Surprising conclusions in a study of racial, socioeconomic disparities in U.S. hospitals

About Emily Willingham

Emily Willingham (@ejwillingham) is AHCJ's core topic leader on the social determinants of health. She is a science journalist whose work has appeared in the Washington Post, San Francisco Chronicle, Wall Street Journal, Scientific American, and Forbes, among others, and co-author of "The Informed Parent: A Science-Based Guide to Your Child's First Four Years."

Racial and socioeconomic disparities in outcomes among hospitalized patients?

Don’t blame the hospitals, say the authors of this JAMA Network Open study. They looked at factors that might underlie known divergences in health outcomes based on socioeconomic status and race or ethnicity, with a focus on heart attacks, heart failure and pneumonia. Their findings suggest that hospitals perform similarly across socioeconomic and ethnic groups but that something “systemic” must explain the differences among these populations.

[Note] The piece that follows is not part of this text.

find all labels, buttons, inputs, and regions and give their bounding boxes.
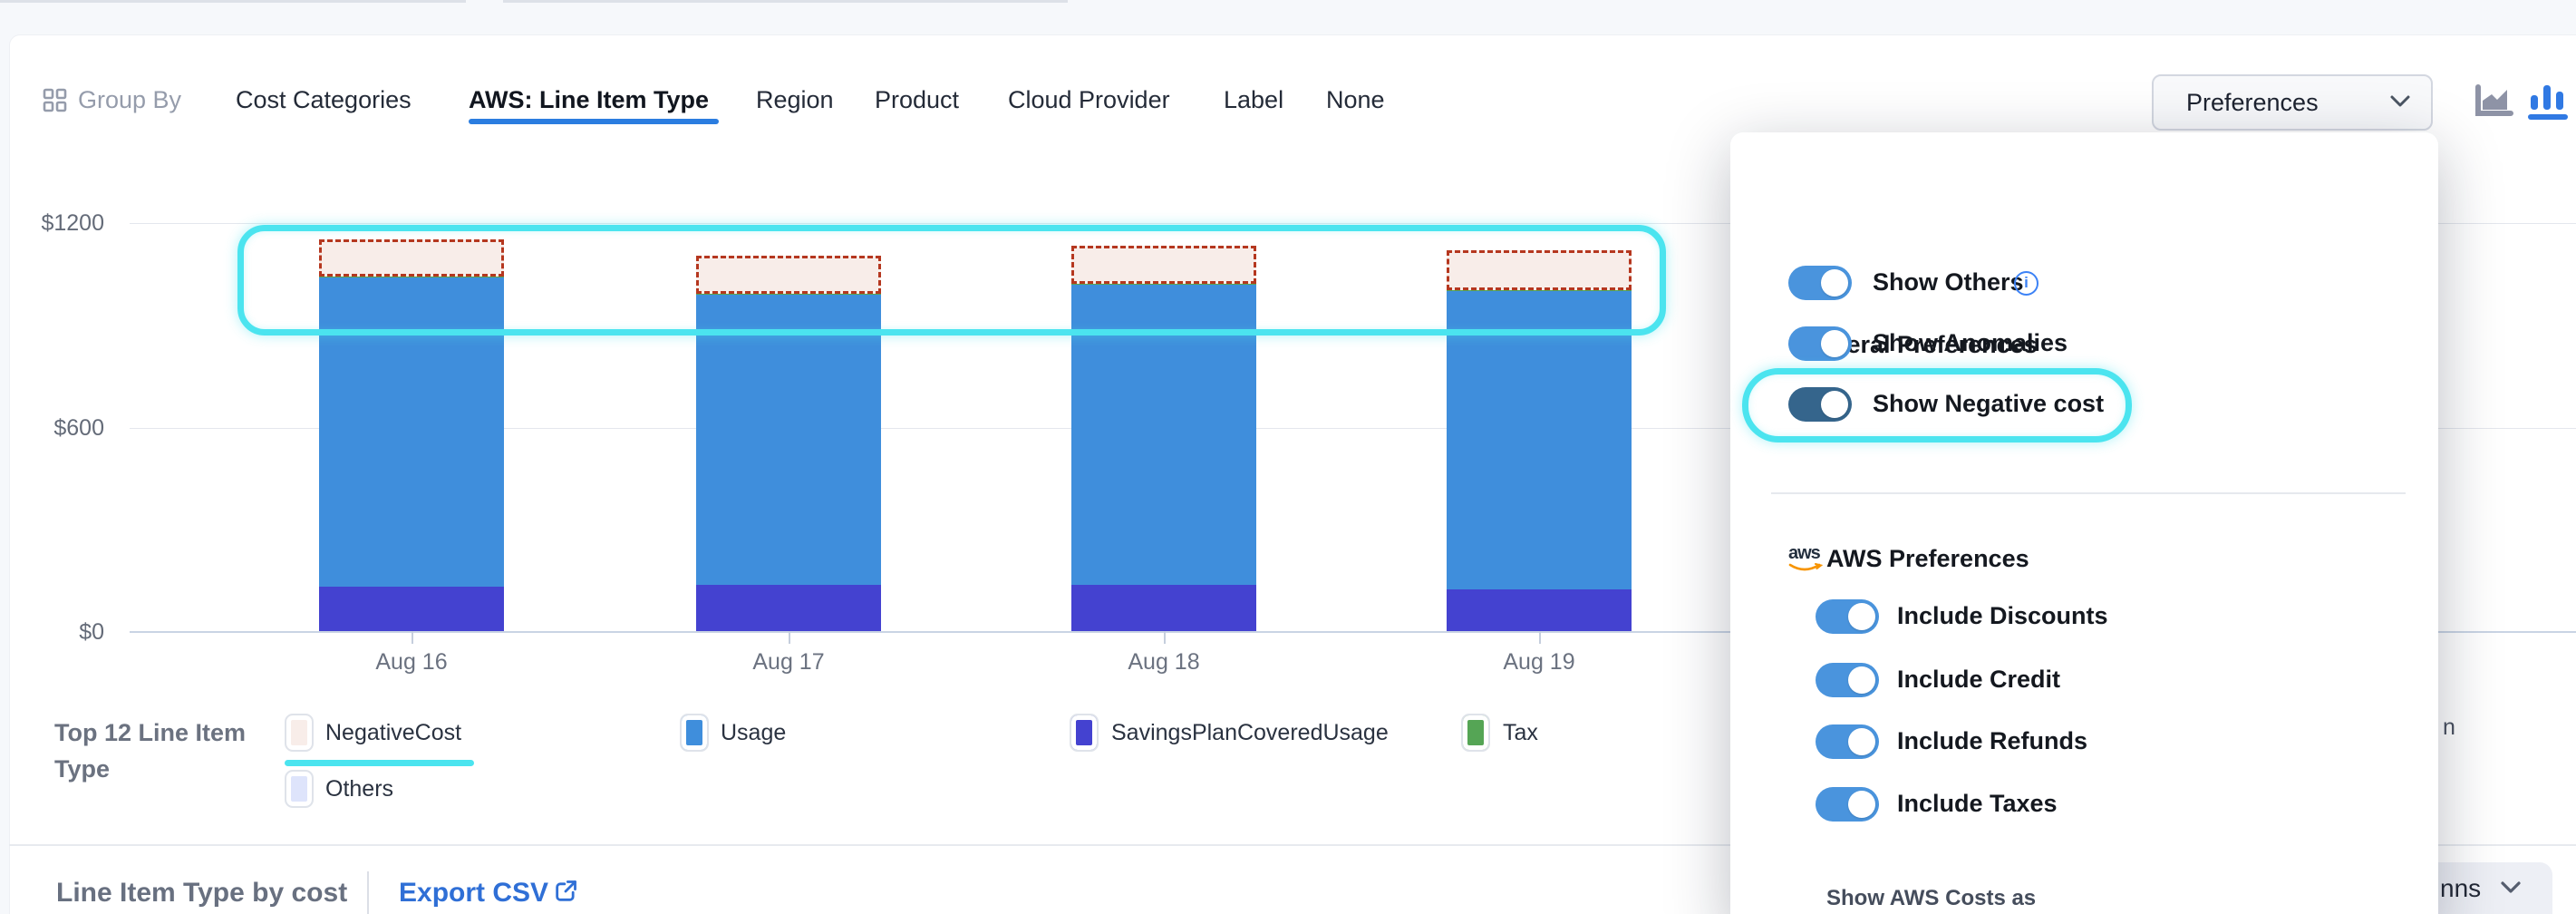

Worth noting, the researchers also found that black patients had lower mortality rates than white patients, which they say fits with previous findings, although an explanation is elusive. One possible explanation is the survivorship effect: people who live into old age do so because of overall good health. It may be that older black patients have overall better health than older white patients who reached that age for other, confounding reasons.

A major caveat for this study is that 75 percent of the hospitals that were candidates for inclusion were excluded because their patient populations weren’t diverse enough for analysis. That means that these findings represent only hospitals from areas that are sufficiently diverse for study inclusion. Hospitals where workers experience less patient population diversity might have very different outcomes in these comparisons.

Related coverage is limited.

Story ideas

How much do journalists attend to studies about racial or socioeconomic disparities relative to a trial for a blockbuster drug meeting its primary endpoint? Is media coverage itself a factor in these disparities?

The JAMA journals make tracking page views and shares easy by offering a tracker at the top of every published article. A look at this study, which was published on Sept. 7, shows just over 1,000 views and an Altmetric score, which indicates social media interest, of 35. A breakdown of that score shows that only one news outlet (Cardiovascular Business, natch) links back to the story and that the published study has gotten 45 tweets. Yet this is a story about major outcome differences for some of the most common, potentially fatal conditions US adults face: heart attacks, pneumonia, and heart failure.

Meanwhile, a report from the same day in the same journal about the hot topic of telemedicine-based monitoring — in this case, monitoring blood pressure in adults with uncontrolled hypertension, subpopulation of patients — has garnered more than 12,000 views and has an Altmetric score of 65 in the same amount of time. A breakdown of the Altmetric score shows that six news outlets picked this one up, including Politico and MedPage Today. And it’s a follow-up of an already reported study.